Recent advances in artificial intelligence have enabled the development of Large Language Models (LLM) with a significantly large number of parameters, some of which reach into the billions (e.g. LLaMA-2 which comes in sizes of 7B, 13B and even parameters 70B). With such specifications, the model is capable of achieving very high performances on various tasks, making it a powerful tool for various ai applications. The disadvantage of this, however, is that the implementation of such models is expensive and devices such as phones do not have enough memory to accommodate them.
Various pruning techniques have emerged in the past to overcome this problem. However, many lead to significant performance degradation after pruning. Furthermore, these methods do not easily extend to structured pruning. For this reason, a team of researchers from Imperial College London, Qualcomm ai Research, QUVA Lab and the University of Amsterdam have presented LLM Surgeon, a framework for unstructured, semi-structured and structured LLM pruning that prunes the model in multiple steps, updating the weights and curvature estimates between each step. According to experiments conducted by the researchers, their framework allows pruning of LLM by up to 30% without any significant performance degradation, proving its effectiveness.
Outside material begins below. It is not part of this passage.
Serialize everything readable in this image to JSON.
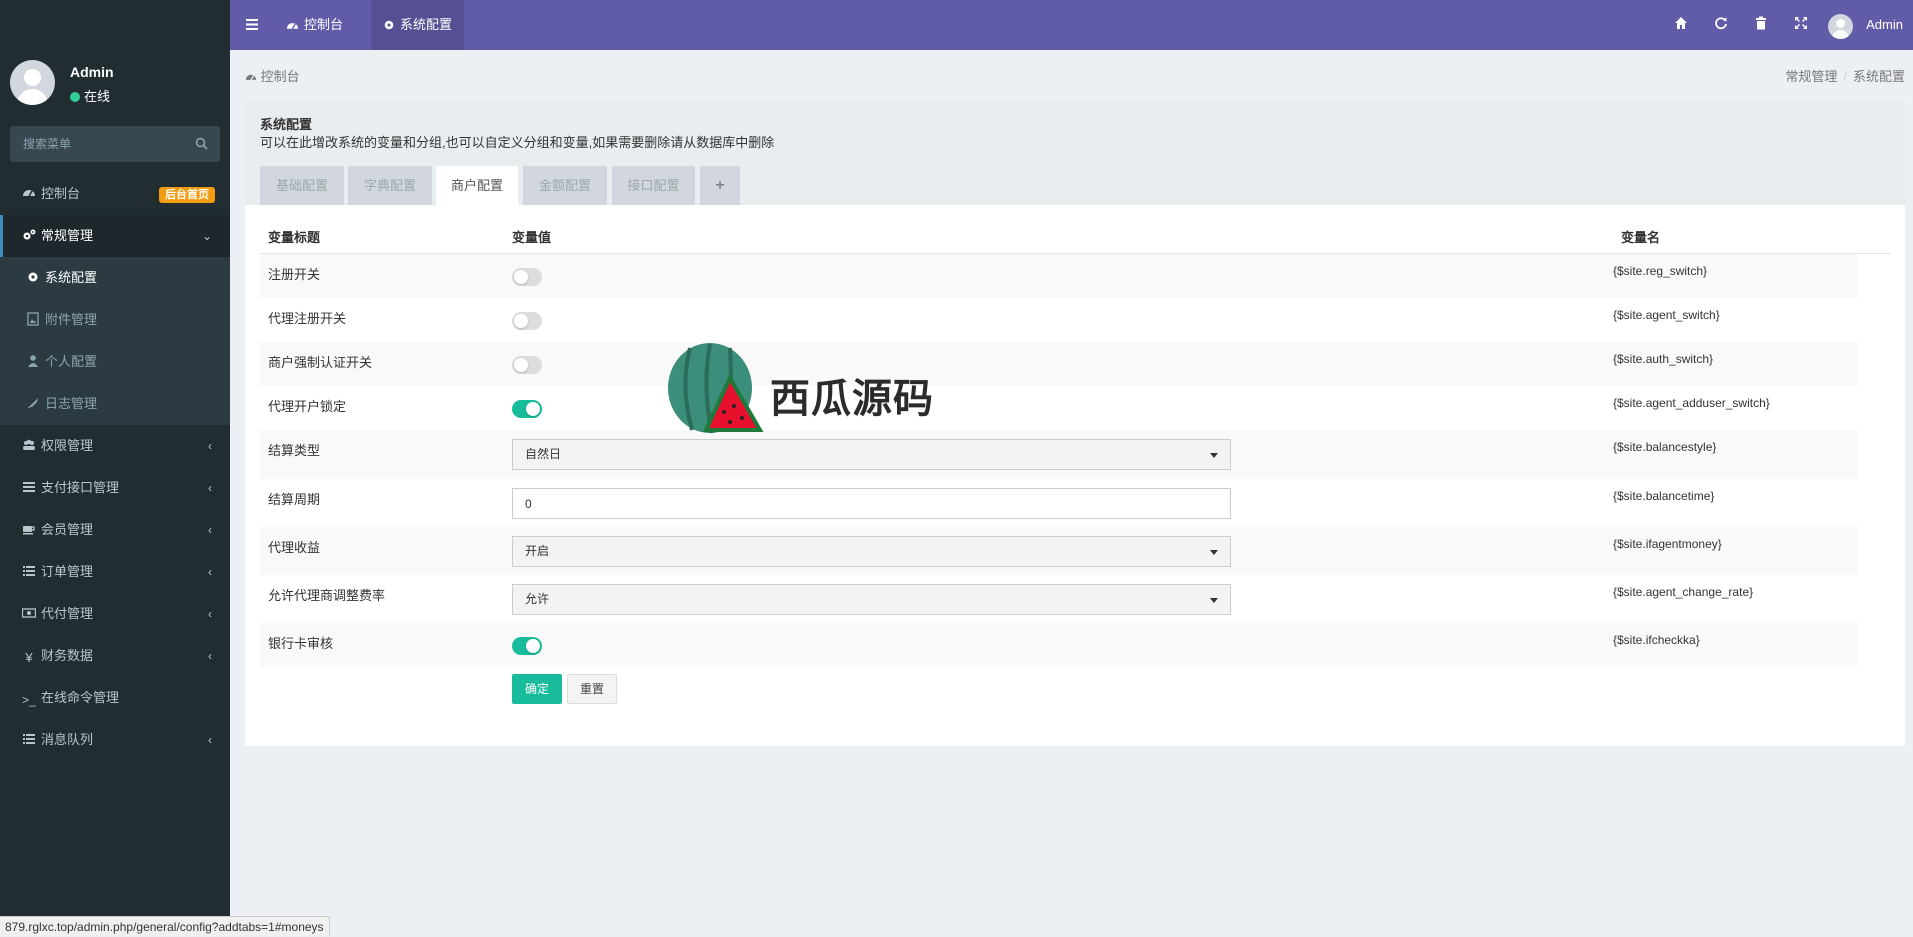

The framework uses weight magnitude and activations from forward passes and gradient information from backward passes to relate weight removal costs to the true end goal. Researchers have improved on previous work on weight pruning by using more precise approximations to the loss curvature and more weight correlations to update the remaining weights.
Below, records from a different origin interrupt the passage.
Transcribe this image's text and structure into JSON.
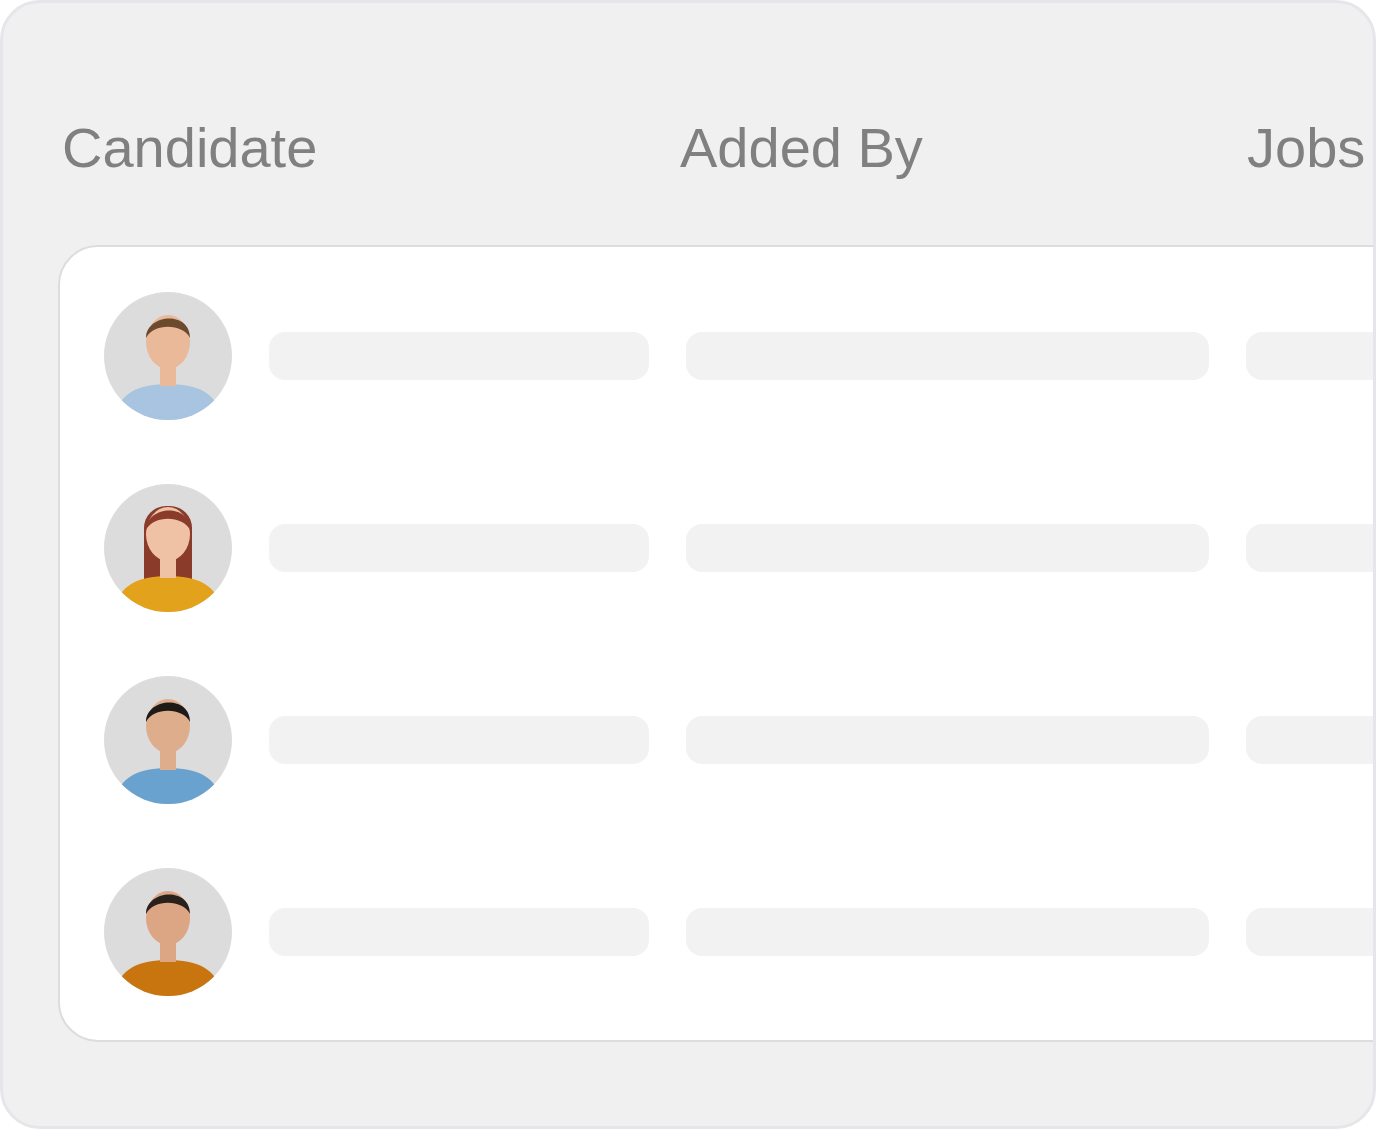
{
  "table": {
    "columns": [
      {
        "label": "Candidate"
      },
      {
        "label": "Added By"
      },
      {
        "label": "Jobs"
      }
    ]
  }
}
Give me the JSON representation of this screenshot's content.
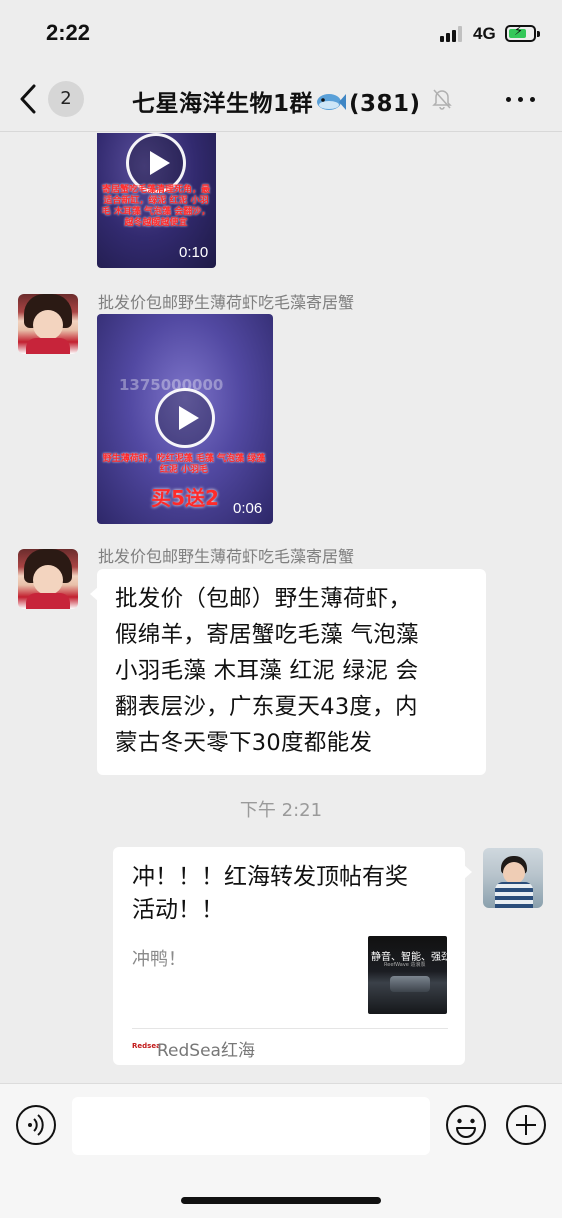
{
  "status_bar": {
    "time": "2:22",
    "network": "4G",
    "battery_level": 0.75,
    "battery_color": "#34c759"
  },
  "nav": {
    "unread_count": "2",
    "title_prefix": "七星海洋生物1群",
    "title_suffix": "(381)",
    "icons": [
      "back-chevron-icon",
      "fish-icon",
      "mute-bell-icon",
      "more-dots-icon"
    ]
  },
  "messages": {
    "video_top": {
      "duration": "0:10",
      "caption": "寄居蟹吃毛藻清理死角，最适合新缸，绿泥 红泥 小羽毛 木耳藻 气泡藻 会翻沙，越冬越暖越便宜"
    },
    "video_mid": {
      "sender": "批发价包邮野生薄荷虾吃毛藻寄居蟹",
      "duration": "0:06",
      "watermark": "1375000000",
      "caption": "野生薄荷虾，吃红泥藻 毛藻 气泡藻 绿藻 红泥 小羽毛",
      "promo": "买5送2"
    },
    "text_msg": {
      "sender": "批发价包邮野生薄荷虾吃毛藻寄居蟹",
      "lines": [
        "批发价（包邮）野生薄荷虾，",
        "假绵羊，寄居蟹吃毛藻 气泡藻",
        "小羽毛藻 木耳藻 红泥 绿泥 会",
        "翻表层沙，广东夏天43度，内",
        "蒙古冬天零下30度都能发"
      ]
    },
    "timestamp": "下午 2:21",
    "link_card": {
      "title_line1": "冲！！！红海转发顶帖有奖",
      "title_line2": "活动！！",
      "description": "冲鸭！",
      "thumb_text": "静音、智能、强劲",
      "thumb_sub": "ReefWave 造浪泵",
      "source_icon_text": "Redsea",
      "source": "RedSea红海"
    }
  },
  "input_bar": {
    "placeholder": "",
    "icons": [
      "voice-icon",
      "emoji-icon",
      "plus-icon"
    ]
  }
}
Pruning accuracy depends on accurately estimating the local curvature and simultaneously overcoming the memory cost associated with storing the exact curvature.
LLM Surgeon uses the KFAC approximation for this task, a popular method for curvature approximation, due to its memory efficiency. This method allows the framework to calculate the dynamic allocation of structures that can be removed. In addition, it also allows the updating of the remaining weights, accounting for the elimination.
The framework prunes multiple weights at once to reach the target model size while inflicting the lowest possible cost. Additionally, LLM Surgeon prunes in multiple steps to improve performance to scarcity. The researchers justified their approach by showing that pruning performance increased with more shots.
The researchers evaluated LLM Surgeon's performance on language modeling tasks in models such as OPT and LLaMA-2, using data from the wikitext-2 dataset. For structured compression, the framework allows reducing the model size by up to 30% without any significant loss. Furthermore, it performs better than all baselines, achieving the best performance for each target size. Also for semi-structured and unstructured compression, LLM Surgeon outperforms all baselines, demonstrating the best performance at all target sizes.
In conclusion, LLM Surgeon addresses the problem that LLMs pose with a significantly large number of parameters in terms of implementation. The results show that it can prune rows and columns of a variety of LLMs by 20-30% without significant performance loss. It also achieves state-of-the-art results in unstructured and semi-structured pruning of LLM, allowing for a simpler implementation process.